Latin American Report
The APEC Meeting: Property Rights Over Human Rights Again
By Saul Landau
I just returned from New Zealand, the host of the APEC and anti-APEC conferences over last week. Until Indonesian army thugs started their violent cleansing in East Timor, New Zealand wits had called the Asian Pacific economic cooperation group All Politicians Enjoy Cocktails.
New Zealanders face serious trade issues like a $1.7 billion imbalance of imports over exports. This is an ongoing trend, reflecting its weak position in the APECking order. New Zealand also suffers from growing unemployment. The privatization policies of successive free trade governments have converted treasures like its railroad into speculating object by Wisconsin companies.
Many Kiwis chaffed at the overachieving nature of its government's security measures. One said: "Our government spent $50 million on so-called security, has closed highways, inconveniencing our citizens, blocked off city streets near downtown, screwing the merchants and ordered helicopters to hover 24 hours a day, keeping Auckland's population awake and annoyed. Just to protect the world's leading trade nerds from no one so they could exchange banalities about the evil nature of tariffs and the wonders of transnational corporate business!"

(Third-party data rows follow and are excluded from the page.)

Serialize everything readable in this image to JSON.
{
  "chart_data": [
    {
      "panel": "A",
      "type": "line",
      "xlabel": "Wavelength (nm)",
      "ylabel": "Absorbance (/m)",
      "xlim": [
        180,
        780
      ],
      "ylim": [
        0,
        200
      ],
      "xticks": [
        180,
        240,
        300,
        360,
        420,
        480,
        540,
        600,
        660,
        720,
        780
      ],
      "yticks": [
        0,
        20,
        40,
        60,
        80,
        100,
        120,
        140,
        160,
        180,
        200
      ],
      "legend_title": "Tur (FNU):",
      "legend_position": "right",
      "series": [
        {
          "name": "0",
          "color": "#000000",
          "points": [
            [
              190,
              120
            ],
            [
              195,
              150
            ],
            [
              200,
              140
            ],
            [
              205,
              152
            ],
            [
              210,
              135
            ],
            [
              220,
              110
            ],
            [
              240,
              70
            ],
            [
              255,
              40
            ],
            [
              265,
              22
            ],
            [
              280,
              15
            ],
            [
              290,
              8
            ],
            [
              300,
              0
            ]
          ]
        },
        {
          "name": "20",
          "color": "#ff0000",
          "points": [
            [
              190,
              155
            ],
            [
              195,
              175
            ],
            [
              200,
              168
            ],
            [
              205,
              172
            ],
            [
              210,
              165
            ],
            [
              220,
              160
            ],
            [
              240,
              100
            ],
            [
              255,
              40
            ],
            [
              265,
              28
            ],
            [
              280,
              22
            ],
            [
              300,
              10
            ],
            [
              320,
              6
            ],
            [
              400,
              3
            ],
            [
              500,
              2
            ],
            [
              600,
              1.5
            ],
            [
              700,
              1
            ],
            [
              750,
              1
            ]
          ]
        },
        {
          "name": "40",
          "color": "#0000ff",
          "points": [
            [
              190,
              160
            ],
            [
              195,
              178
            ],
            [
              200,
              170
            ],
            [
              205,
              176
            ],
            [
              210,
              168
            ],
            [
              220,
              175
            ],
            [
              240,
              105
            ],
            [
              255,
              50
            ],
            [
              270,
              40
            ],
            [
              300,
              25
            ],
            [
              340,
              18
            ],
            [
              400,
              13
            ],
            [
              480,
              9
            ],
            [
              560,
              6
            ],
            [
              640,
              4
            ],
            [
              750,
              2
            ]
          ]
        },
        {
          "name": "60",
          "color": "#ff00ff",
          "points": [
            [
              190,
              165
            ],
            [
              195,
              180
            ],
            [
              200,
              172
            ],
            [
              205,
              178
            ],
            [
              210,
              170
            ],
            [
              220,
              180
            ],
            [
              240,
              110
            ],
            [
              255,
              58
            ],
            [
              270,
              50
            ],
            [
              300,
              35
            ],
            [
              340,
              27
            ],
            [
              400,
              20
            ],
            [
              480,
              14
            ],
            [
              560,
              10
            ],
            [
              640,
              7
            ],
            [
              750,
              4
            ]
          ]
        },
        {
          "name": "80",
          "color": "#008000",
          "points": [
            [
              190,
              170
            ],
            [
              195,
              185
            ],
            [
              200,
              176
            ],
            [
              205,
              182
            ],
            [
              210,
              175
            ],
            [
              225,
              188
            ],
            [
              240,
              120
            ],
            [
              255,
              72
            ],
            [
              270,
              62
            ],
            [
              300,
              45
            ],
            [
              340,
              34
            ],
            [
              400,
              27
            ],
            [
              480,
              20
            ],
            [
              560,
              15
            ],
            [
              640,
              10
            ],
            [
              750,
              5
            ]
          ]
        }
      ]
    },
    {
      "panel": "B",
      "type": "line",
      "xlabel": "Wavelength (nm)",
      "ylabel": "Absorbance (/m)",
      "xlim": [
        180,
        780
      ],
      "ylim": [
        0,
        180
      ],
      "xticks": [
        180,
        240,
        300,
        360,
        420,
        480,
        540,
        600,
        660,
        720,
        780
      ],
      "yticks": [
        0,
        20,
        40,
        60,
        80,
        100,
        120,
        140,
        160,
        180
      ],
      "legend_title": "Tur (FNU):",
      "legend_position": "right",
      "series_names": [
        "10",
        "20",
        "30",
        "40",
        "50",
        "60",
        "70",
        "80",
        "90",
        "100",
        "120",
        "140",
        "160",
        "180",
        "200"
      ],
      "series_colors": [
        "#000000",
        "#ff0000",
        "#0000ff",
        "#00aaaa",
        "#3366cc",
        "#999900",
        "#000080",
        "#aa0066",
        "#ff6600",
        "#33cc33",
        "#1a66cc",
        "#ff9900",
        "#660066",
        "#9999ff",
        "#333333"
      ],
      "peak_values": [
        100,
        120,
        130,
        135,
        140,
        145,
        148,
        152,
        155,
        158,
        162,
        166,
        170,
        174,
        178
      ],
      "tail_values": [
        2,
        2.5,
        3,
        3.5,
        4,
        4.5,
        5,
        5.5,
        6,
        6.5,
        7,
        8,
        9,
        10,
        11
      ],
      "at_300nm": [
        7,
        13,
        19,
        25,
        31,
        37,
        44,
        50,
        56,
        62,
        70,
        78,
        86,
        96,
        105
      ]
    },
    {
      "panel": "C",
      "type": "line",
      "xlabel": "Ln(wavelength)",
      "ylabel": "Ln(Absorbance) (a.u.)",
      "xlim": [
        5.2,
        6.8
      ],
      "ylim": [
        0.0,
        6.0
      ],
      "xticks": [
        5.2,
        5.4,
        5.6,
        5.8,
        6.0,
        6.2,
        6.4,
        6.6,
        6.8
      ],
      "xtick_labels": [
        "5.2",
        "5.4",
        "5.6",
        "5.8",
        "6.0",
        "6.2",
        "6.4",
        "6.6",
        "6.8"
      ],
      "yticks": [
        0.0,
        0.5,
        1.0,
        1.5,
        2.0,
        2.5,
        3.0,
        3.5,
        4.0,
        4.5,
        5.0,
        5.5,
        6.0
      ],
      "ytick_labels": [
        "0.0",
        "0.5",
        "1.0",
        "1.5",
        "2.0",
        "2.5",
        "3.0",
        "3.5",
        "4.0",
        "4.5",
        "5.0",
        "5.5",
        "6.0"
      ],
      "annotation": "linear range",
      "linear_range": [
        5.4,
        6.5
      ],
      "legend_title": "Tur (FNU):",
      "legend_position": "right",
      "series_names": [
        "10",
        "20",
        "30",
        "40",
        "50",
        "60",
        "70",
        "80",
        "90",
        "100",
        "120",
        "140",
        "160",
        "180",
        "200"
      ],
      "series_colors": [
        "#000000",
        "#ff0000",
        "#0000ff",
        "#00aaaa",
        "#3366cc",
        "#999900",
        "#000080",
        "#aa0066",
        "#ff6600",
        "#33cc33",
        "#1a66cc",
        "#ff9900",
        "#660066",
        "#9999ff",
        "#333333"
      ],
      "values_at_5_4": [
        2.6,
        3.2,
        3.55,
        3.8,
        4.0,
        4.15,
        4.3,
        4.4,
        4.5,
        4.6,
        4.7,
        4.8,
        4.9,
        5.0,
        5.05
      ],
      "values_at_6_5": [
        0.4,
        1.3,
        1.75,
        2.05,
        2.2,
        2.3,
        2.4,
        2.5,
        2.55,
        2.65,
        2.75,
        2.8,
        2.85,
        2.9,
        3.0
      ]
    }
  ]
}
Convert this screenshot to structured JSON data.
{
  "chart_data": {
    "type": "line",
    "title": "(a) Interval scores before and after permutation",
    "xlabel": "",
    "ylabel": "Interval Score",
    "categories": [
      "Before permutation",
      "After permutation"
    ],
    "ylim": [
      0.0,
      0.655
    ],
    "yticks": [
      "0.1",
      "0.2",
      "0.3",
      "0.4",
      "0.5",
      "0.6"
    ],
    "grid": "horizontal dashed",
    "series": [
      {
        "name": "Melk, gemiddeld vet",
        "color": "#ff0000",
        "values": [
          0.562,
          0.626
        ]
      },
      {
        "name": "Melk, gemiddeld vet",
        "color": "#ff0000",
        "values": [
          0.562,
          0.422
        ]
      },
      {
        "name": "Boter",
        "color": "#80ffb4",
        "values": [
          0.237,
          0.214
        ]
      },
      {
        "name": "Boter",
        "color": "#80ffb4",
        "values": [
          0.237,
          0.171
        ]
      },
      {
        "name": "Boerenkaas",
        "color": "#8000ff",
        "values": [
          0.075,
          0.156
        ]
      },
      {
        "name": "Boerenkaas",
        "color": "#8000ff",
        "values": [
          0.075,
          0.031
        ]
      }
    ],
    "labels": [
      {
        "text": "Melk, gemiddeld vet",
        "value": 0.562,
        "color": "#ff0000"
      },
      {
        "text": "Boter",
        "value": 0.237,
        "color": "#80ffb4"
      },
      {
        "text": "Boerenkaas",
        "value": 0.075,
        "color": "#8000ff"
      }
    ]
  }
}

In addition, the government flew in police from all over New Zealand, thus giving criminals a virtual open house. The otherwise dull meetings, filled with euphemisms like free trade brings peace and cliches like democratic countries that belong to trading blocks don't make war or commit genocide, turned into a serious embarrassment for open market promoters. Bill Clinton, Tony Blair and the host of Asian and Latin American Clinton lights churned out self-justifying press releases while the Indonesian military gangsters murdered East Timorese and looted and burned Dili, its capital.
Outside the APEC meeting areas, demonstrators marched, held banners and chanted. Human rights over property rights. The TV ran showed Indonesian military thugs violently cleansing in East Timor.
How did Indonesia's massacre and deport policy in East Timor differ from the Serbian government's acts in Kosovo, a demonstrator asked me. Well, I said, Indonesian human rights violators are ours. The CIA helped topple Indonesia's elected government in 1965 and the Pentagon has provided ongoing training there to promote democratic values. That's the difference."
Some APEC delegates couldn't see the relationship of human rights issues to trade. "How does a little violence in East Timor relate to China's entry into the World Trade Organization?" a Thai delegate wondered. APEC's 21 members account for 45% of world trade. They generate $16 trillion in output. The handful of multinational corporations who dominate this economic sphere shrug off glitches like Indonesia's "excesses" in East Timor.
The demonstrators chanted "human rights over property rights," while the delegates inside became ever more convinced that property rights are human rights. Indeed, their agenda was to promote policies that facilitate international trade between giant corporations and remove from the agenda old fashioned notions of human rights. That's the essence of the APEC summit.
Polls show the ruling National Party fading badly as elections near. New Zealanders have had enough free trade policies.